CVE-2026-40047

Apache Software Foundation · Apache Camel

An argument injection vulnerability in the Apache Camel Docling component allows attackers to inject malicious CLI flags and perform directory traversal via improperly sanitized exchange headers.

Executive summary

An argument injection vulnerability in Apache Camel’s Docling component enables attackers to manipulate system command execution, potentially leading to unauthorized file access.

Vulnerability

The component uses insufficient validation when constructing command-line arguments for the docling tool. An attacker can supply malicious flags or traversal sequences through the CamelDoclingCustomArguments header, which are then passed to the subprocess.

Business impact

A successful exploit could allow an attacker to read files outside of the intended directory or influence the behavior of the external docling tool. Given the CVSS score of 9.1, this is a critical issue that could lead to significant data exposure if the application handles untrusted input within these specific headers.

Remediation

Immediate Action: Upgrade to Apache Camel 4.19.0 or 4.18.3 to apply the strict allowlist and path normalization fixes.

Proactive Monitoring: Review Camel routes for any mapping of untrusted message content into the CamelDoclingCustomArguments header.
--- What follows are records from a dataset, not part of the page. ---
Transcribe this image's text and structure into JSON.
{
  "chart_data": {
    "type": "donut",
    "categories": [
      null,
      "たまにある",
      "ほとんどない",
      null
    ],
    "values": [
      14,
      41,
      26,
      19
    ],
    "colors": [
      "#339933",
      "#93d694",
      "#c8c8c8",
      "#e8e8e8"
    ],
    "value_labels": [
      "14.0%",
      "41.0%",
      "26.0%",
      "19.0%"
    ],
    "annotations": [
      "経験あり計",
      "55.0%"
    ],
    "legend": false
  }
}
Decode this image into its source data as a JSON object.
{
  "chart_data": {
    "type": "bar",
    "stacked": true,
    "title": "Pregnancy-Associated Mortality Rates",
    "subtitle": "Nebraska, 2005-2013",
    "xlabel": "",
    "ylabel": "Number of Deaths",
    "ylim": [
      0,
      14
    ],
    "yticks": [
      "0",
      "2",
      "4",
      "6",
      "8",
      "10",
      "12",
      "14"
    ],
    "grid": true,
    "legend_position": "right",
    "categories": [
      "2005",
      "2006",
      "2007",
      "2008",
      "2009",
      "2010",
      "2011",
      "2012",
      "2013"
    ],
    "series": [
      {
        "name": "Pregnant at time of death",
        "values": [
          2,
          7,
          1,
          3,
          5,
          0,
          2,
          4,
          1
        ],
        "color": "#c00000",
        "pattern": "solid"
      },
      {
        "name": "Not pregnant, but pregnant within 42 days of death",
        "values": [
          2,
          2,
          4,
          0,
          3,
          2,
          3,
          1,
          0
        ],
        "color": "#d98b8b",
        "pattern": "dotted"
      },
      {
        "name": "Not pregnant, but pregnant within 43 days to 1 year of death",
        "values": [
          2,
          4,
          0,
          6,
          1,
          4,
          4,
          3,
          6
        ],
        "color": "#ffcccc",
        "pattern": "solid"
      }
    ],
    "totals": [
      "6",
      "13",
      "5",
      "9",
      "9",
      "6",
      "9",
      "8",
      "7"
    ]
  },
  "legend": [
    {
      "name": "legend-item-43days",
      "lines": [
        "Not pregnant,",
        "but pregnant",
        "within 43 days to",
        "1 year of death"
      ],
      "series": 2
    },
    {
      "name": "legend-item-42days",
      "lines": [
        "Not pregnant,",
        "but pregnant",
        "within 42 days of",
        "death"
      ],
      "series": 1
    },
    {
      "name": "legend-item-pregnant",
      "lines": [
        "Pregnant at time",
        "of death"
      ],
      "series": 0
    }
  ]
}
Compensating Controls: Implement strict input validation at the edge and strip internal Camel headers from messages originating from untrusted sources before they reach the Docling producer.

Exploitation status

Public Exploit Available: false

Analyst recommendation

This vulnerability presents a high risk of argument injection. Organizations should prioritize patching to the recommended versions and ensure that header sanitization is enforced across all Camel routes to prevent untrusted data from reaching the Docling component.